According to the government, the measures will save taxpayers an estimated average of £650m per year over the next 15 years.

The scheme will be delivered on behalf of the government by Salix Finance.

The first two phases of the decarbonisation scheme saw the government spend more than £1bn on energy efficiency measures in the public sector.

Gillian Charlesworth, chief executive of the Building Research Establishment, who earlier this year criticised the absence of retrofit initiatives in the government’s energy security strategy, welcomed the investment in energy efficiency measures.

She said: “The UK has one of the oldest and least energy efficient building stocks in Europe, which unnecessarily inflates demand for natural gas.

“Accelerating the roll out of retrofit measures like insulation is a short-term solution that could address spiralling bills and significantly improve the energy efficiency of our public buildings.

“However, without a clear plan and funding to upgrade the UK’s building stock, our energy security strategy cannot be driven forward effectively – and we will quickly lose momentum on the drive to net zero.”

News of the government’s renewed investment comes as new research has revealed the private sector’s embrace of sustainability goals.

According to a new report by BDO, 66% of construction firms have carbon neutral targets in place.

In another recent survey by the accountancy firm, three in five real estate and construction companies said they had declined to work with clients because of their ESG credentials.

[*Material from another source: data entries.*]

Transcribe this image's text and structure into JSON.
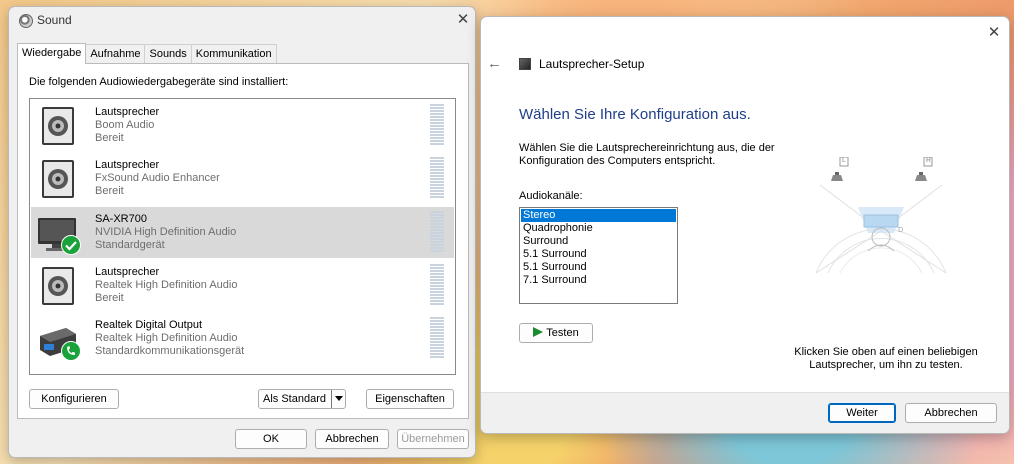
{
  "sound_dialog": {
    "title": "Sound",
    "tabs": [
      {
        "label": "Wiedergabe",
        "active": true
      },
      {
        "label": "Aufnahme",
        "active": false
      },
      {
        "label": "Sounds",
        "active": false
      },
      {
        "label": "Kommunikation",
        "active": false
      }
    ],
    "intro": "Die folgenden Audiowiedergabegeräte sind installiert:",
    "devices": [
      {
        "name": "Lautsprecher",
        "driver": "Boom Audio",
        "status": "Bereit",
        "icon": "speaker-icon",
        "selected": false
      },
      {
        "name": "Lautsprecher",
        "driver": "FxSound Audio Enhancer",
        "status": "Bereit",
        "icon": "speaker-icon",
        "selected": false
      },
      {
        "name": "SA-XR700",
        "driver": "NVIDIA High Definition Audio",
        "status": "Standardgerät",
        "icon": "monitor-icon",
        "badge": "check-icon",
        "selected": true
      },
      {
        "name": "Lautsprecher",
        "driver": "Realtek High Definition Audio",
        "status": "Bereit",
        "icon": "speaker-icon",
        "selected": false
      },
      {
        "name": "Realtek Digital Output",
        "driver": "Realtek High Definition Audio",
        "status": "Standardkommunikationsgerät",
        "icon": "digital-output-icon",
        "badge": "phone-icon",
        "selected": false
      }
    ],
    "buttons": {
      "configure": "Konfigurieren",
      "set_default": "Als Standard",
      "properties": "Eigenschaften",
      "ok": "OK",
      "cancel": "Abbrechen",
      "apply": "Übernehmen"
    }
  },
  "speaker_setup": {
    "title": "Lautsprecher-Setup",
    "heading": "Wählen Sie Ihre Konfiguration aus.",
    "description": "Wählen Sie die Lautsprechereinrichtung aus, die der Konfiguration des Computers entspricht.",
    "channels_label": "Audiokanäle:",
    "channels": [
      "Stereo",
      "Quadrophonie",
      "Surround",
      "5.1 Surround",
      "5.1 Surround",
      "7.1 Surround"
    ],
    "selected_channel": "Stereo",
    "speaker_labels": {
      "left": "L",
      "right": "R"
    },
    "test_button": "Testen",
    "hint": "Klicken Sie oben auf einen beliebigen Lautsprecher, um ihn zu testen.",
    "next_button": "Weiter",
    "cancel_button": "Abbrechen"
  },
  "colors": {
    "accent": "#0067c0",
    "selection": "#0078d7",
    "heading": "#1f3f8a",
    "status_green": "#1aa33a"
  }
}
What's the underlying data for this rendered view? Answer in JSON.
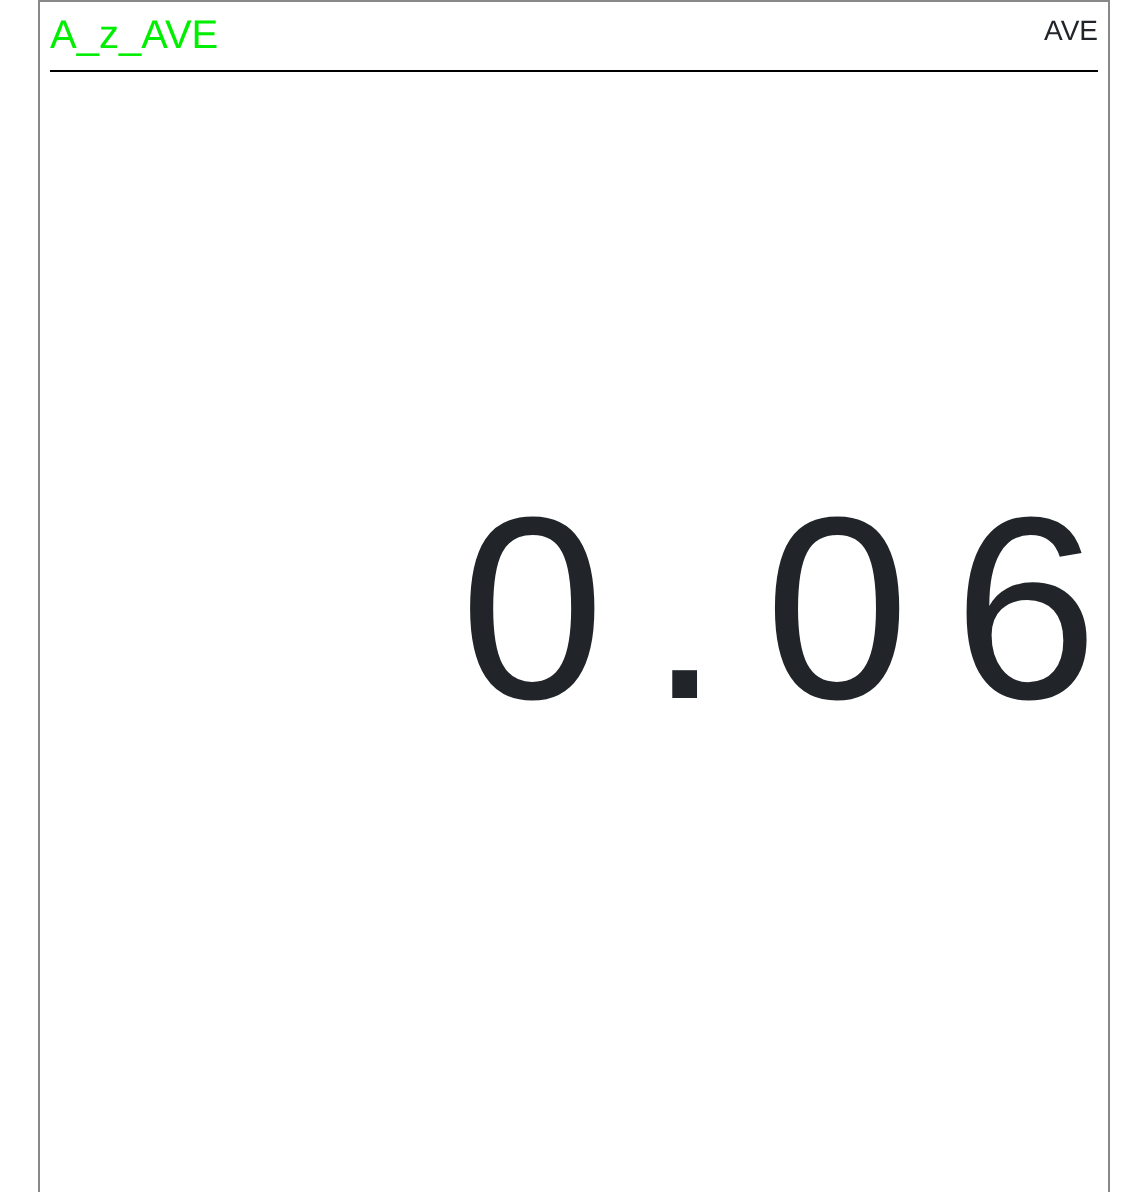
{
  "panel": {
    "title": "A_z_AVE",
    "mode": "AVE",
    "value": "0.06"
  }
}
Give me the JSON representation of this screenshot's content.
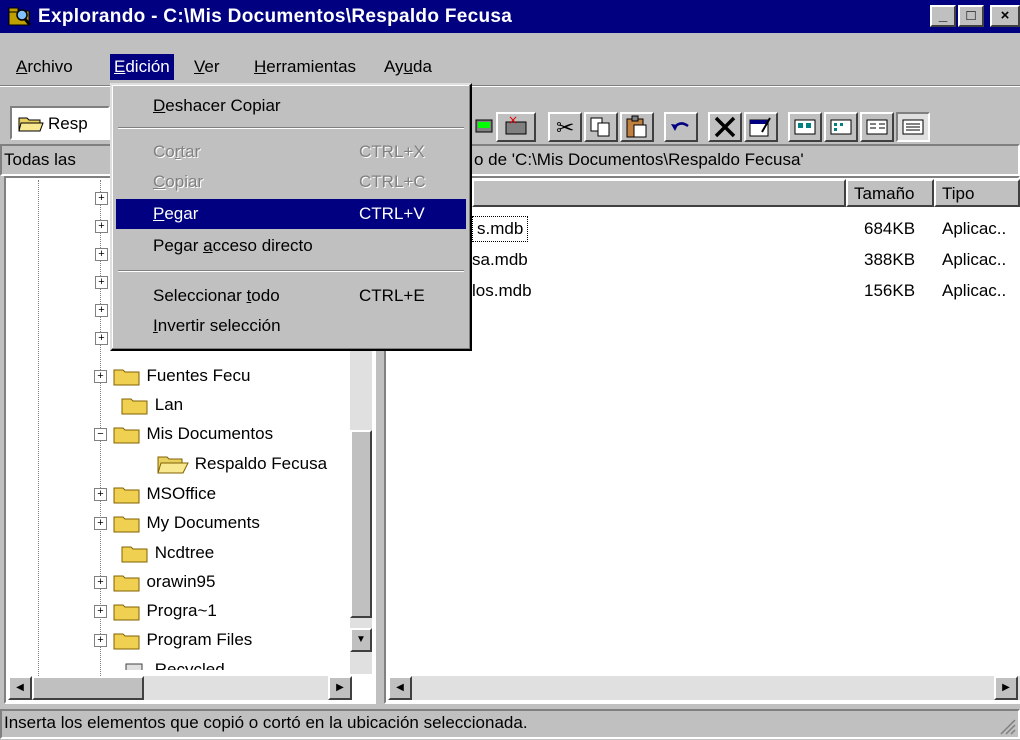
{
  "window": {
    "title": "Explorando - C:\\Mis Documentos\\Respaldo Fecusa",
    "minimize": "_",
    "maximize": "□",
    "close": "×"
  },
  "menubar": [
    {
      "pre": "",
      "key": "A",
      "post": "rchivo"
    },
    {
      "pre": "",
      "key": "E",
      "post": "dición"
    },
    {
      "pre": "",
      "key": "V",
      "post": "er"
    },
    {
      "pre": "",
      "key": "H",
      "post": "erramientas"
    },
    {
      "pre": "Ay",
      "key": "u",
      "post": "da"
    }
  ],
  "toolbar": {
    "location_value": "Resp"
  },
  "panes": {
    "left_header": "Todas las",
    "right_header_text": "o de 'C:\\Mis Documentos\\Respaldo Fecusa'"
  },
  "columns": {
    "size": "Tamaño",
    "type": "Tipo"
  },
  "edit_menu": [
    {
      "pre": "",
      "key": "D",
      "post": "eshacer Copiar",
      "accel": "",
      "disabled": false
    },
    {
      "pre": "Co",
      "key": "r",
      "post": "tar",
      "accel": "CTRL+X",
      "disabled": true
    },
    {
      "pre": "",
      "key": "C",
      "post": "opiar",
      "accel": "CTRL+C",
      "disabled": true
    },
    {
      "pre": "",
      "key": "P",
      "post": "egar",
      "accel": "CTRL+V",
      "disabled": false
    },
    {
      "pre": "Pegar ",
      "key": "a",
      "post": "cceso directo",
      "accel": "",
      "disabled": false
    },
    {
      "pre": "Seleccionar ",
      "key": "t",
      "post": "odo",
      "accel": "CTRL+E",
      "disabled": false
    },
    {
      "pre": "",
      "key": "I",
      "post": "nvertir selección",
      "accel": "",
      "disabled": false
    }
  ],
  "tree": [
    "Fuentes Fecu",
    "Lan",
    "Mis Documentos",
    "Respaldo Fecusa",
    "MSOffice",
    "My Documents",
    "Ncdtree",
    "orawin95",
    "Progra~1",
    "Program Files",
    "Recycled"
  ],
  "files": [
    {
      "name": "s.mdb",
      "size": "684KB",
      "type": "Aplicac.."
    },
    {
      "name": "sa.mdb",
      "size": "388KB",
      "type": "Aplicac.."
    },
    {
      "name": "los.mdb",
      "size": "156KB",
      "type": "Aplicac.."
    }
  ],
  "statusbar": {
    "text": "Inserta los elementos que copió o cortó en la ubicación seleccionada."
  }
}
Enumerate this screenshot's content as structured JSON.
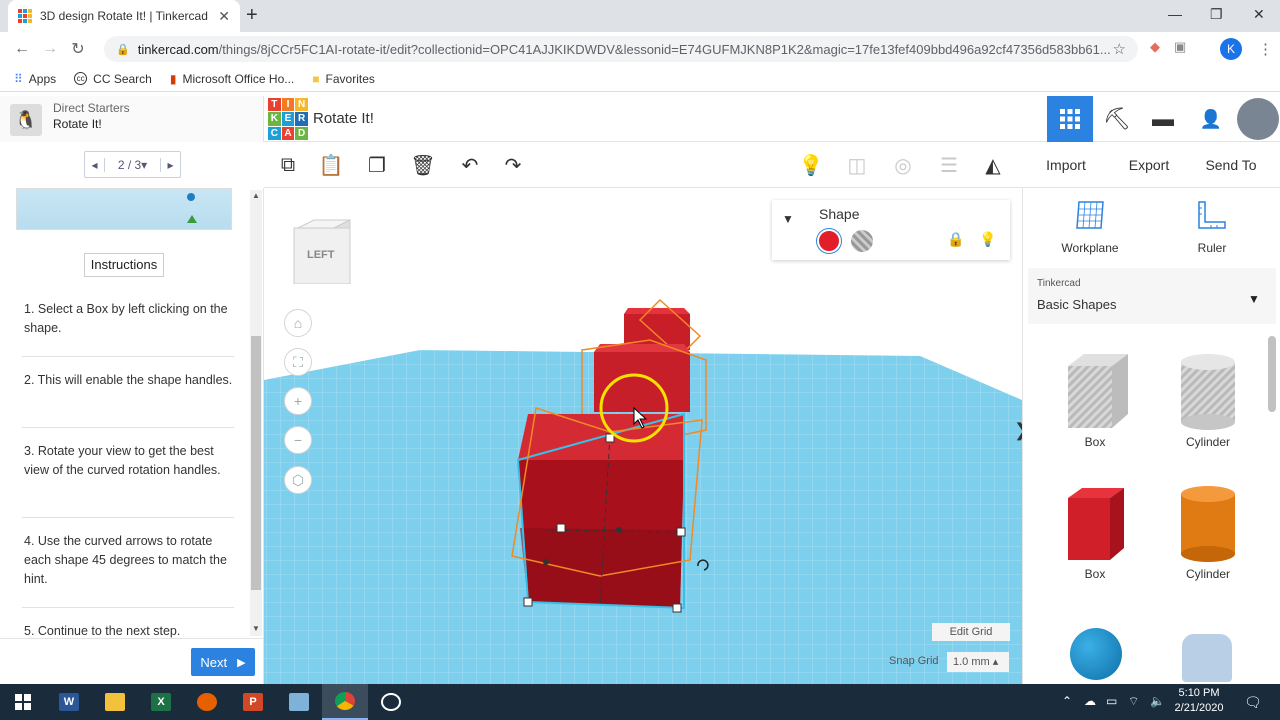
{
  "browser": {
    "tab_title": "3D design Rotate It! | Tinkercad",
    "url_host": "tinkercad.com",
    "url_rest": "/things/8jCCr5FC1AI-rotate-it/edit?collectionid=OPC41AJJKIKDWDV&lessonid=E74GUFMJKN8P1K2&magic=17fe13fef409bbd496a92cf47356d583bb61...",
    "profile_initial": "K",
    "bookmarks": [
      "Apps",
      "CC Search",
      "Microsoft Office Ho...",
      "Favorites"
    ]
  },
  "lesson": {
    "parent": "Direct Starters",
    "name": "Rotate It!",
    "pager": "2 / 3▾",
    "instructions_label": "Instructions",
    "steps": [
      "1. Select a Box by left clicking on the shape.",
      "2. This will enable the shape handles.",
      "3. Rotate your view to get the best view of the curved rotation handles.",
      "4. Use the curved arrows to rotate each shape 45 degrees to match the hint.",
      "5. Continue to the next step."
    ],
    "next_label": "Next"
  },
  "design": {
    "logo_letters": [
      "T",
      "I",
      "N",
      "K",
      "E",
      "R",
      "C",
      "A",
      "D"
    ],
    "title": "Rotate It!"
  },
  "toolbar": {
    "import": "Import",
    "export": "Export",
    "send_to": "Send To"
  },
  "viewcube_label": "LEFT",
  "shape_panel": {
    "title": "Shape",
    "solid_color": "#e21e2a"
  },
  "grid": {
    "edit_grid": "Edit Grid",
    "snap_label": "Snap Grid",
    "snap_value": "1.0 mm ▴"
  },
  "right_panel": {
    "workplane": "Workplane",
    "ruler": "Ruler",
    "library_owner": "Tinkercad",
    "library_name": "Basic Shapes",
    "shapes": [
      "Box",
      "Cylinder",
      "Box",
      "Cylinder"
    ]
  },
  "taskbar": {
    "time": "5:10 PM",
    "date": "2/21/2020"
  },
  "colors": {
    "accent": "#2c82e0",
    "shape_red": "#e21e2a",
    "grid_blue": "#74c9ea"
  }
}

BDO partner Paul Fenner said: “With a raft of government regulations aimed specifically at construction, such as requirements to have a carbon reduction plan in place for any public sector contract over £5 million, the direction of travel is clear.

“It’s promising to see that the wave of adoption and acknowledgement of ESG is gaining real momentum and viewed as one of the biggest areas of change when it comes to business performance in 2022.”